Près de 107 milliards par an : c'est le montant de la TVA non collectée par les fiscs des Vingt-Sept, selon la dernière évaluation de la Commission européenne. De quoi faire saliver des gouvernements qui peinent à boucler les budgets 2012. Mais faire revenir cette manne vers les caisses publiques n'est pas simple, comme l'a reconnu mardi le commissaire européen à la fiscalité. Algirdas Semeta présentait ses propositions pour la réforme au long cours de cette taxe cruciale qui permet de lever 783 milliards d'euros par an, soit 21% des ressources fiscales des Vingt-Sept. "Nous avons besoin d'un système plus simple, plus efficace et plus robuste contre les fraudes", a-t-il dit.

Les fraudeurs font leur miel d'un système harmonisé au niveau européen mais où l'attribution des numéros de TVA, les contrôles, la collecte se font au niveau national. L'astuce la plus répandue consiste à acheter hors taxe un bien dans un autre pays européen, puis de le revendre en percevant la TVA. Le profit est colossal, puisqu'il correspond au taux lui-même, soit 15% à 25%, selon les législations.
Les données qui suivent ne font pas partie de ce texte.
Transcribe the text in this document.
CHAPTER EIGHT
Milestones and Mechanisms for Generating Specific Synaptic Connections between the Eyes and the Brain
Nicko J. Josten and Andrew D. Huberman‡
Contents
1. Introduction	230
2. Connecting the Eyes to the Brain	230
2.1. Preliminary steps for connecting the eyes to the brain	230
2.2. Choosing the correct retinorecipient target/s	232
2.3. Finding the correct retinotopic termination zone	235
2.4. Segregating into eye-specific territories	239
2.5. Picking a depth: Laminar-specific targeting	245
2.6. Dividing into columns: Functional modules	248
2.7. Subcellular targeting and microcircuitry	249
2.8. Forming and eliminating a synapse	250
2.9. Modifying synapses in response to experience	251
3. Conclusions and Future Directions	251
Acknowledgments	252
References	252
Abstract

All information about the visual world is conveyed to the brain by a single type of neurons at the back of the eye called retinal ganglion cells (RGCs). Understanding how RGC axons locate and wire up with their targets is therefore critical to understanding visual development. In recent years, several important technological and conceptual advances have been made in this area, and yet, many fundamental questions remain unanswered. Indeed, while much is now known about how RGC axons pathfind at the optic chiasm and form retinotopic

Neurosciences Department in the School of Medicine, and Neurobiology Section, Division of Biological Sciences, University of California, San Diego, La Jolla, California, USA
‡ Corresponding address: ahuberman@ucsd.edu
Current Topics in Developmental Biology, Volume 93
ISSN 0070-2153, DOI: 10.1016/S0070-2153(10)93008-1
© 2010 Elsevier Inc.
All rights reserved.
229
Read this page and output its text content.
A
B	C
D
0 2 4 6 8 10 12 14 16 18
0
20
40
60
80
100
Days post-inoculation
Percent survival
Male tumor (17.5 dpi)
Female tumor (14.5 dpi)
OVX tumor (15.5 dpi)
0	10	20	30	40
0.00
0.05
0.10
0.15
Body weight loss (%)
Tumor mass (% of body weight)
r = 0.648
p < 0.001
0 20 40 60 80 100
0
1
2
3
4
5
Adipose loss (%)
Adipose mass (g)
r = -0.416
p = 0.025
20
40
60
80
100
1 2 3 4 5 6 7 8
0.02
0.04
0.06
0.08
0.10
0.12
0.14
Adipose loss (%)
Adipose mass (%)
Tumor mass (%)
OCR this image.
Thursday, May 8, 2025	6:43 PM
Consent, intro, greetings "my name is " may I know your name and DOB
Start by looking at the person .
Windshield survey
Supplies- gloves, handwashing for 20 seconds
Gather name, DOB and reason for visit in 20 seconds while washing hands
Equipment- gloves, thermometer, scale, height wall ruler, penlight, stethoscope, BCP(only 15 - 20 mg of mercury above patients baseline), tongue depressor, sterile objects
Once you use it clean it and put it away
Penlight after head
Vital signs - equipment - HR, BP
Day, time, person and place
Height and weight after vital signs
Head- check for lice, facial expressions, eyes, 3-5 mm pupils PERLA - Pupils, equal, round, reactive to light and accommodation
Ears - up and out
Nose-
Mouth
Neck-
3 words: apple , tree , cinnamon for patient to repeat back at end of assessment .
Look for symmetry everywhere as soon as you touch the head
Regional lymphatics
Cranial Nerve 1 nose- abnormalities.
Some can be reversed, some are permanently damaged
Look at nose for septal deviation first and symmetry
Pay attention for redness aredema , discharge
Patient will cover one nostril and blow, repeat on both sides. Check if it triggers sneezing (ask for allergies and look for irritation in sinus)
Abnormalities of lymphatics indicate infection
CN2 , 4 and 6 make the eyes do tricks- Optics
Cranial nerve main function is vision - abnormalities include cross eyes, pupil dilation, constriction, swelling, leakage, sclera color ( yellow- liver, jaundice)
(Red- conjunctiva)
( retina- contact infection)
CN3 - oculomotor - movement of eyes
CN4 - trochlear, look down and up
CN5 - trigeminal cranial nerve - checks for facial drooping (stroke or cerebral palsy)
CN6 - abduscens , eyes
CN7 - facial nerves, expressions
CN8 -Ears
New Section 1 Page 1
D'après des données collectées au Royaume-Uni, ces schémas transnationaux représenteraient environ le quart du manque à gagner, selon la Commission. Le reste vient "pour l'essentiel du marché noir", explique cette source. En Grèce, l'écart entre TVA perçue et TVA théoriquement perceptible culmine à plus de 6 milliards d'euros, soit 30% des recettes théoriques. La France fait au contraire partie des pays les plus performants avec "seulement" 7% de pertes...ce qui représente tout de même environ 10 milliards d'euros !

Créer une "équipe d'auditeurs"

Établie en 2006, la stratégie antifraude de la Commission n'est pas encore très efficace. Eurofisc, le réseau de spécialistes de la lutte contre la fraude fiscale, ne permet que des échanges d'information ciblées sur des fraudes potentielles. L'échange systématique d'informations, une mesure proposée par Bruxelles, est actuellement bloqué au conseil des ministres. En revanche, la Commission a bon espoir de voir la création rapide d'une "équipe d'auditeurs" qui s'attaquerait aux fraudeurs transfrontaliers dès qu'ils sont repérés, alors qu'aujourd'hui les contrôleurs agissent chacun dans leur coin. Pour Europol, "les profits de la fraude à la TVA pourraient financer d'autres types d'activités criminelles, comme le trafic de drogues ou la contrebande de cigarettes". "Les schémas de fraude changent rapidement... et de plus en plus souvent incluent des pays tiers", reconnaît la Commission, ce qui augmente encore la difficulté et suppose une coopération avec ces pays souvent très laborieuse. L'an prochain, la Commission proposera un "mécanisme de réaction rapide", sur le modèle des mesures prises dans l'urgence pour stopper la fraude à la TVA sur le carbone qui s'élèverait à quelque 20 milliards d'euros selon les estimations de professionnels.

En revanche, Algirdas Semeta a annoncé qu'il s'attaquerait dans les années à venir aux exemptions et autres taux réduits qui minent la base de la taxe. Sa proposition législative sur les taux est annoncée pour fin 2013.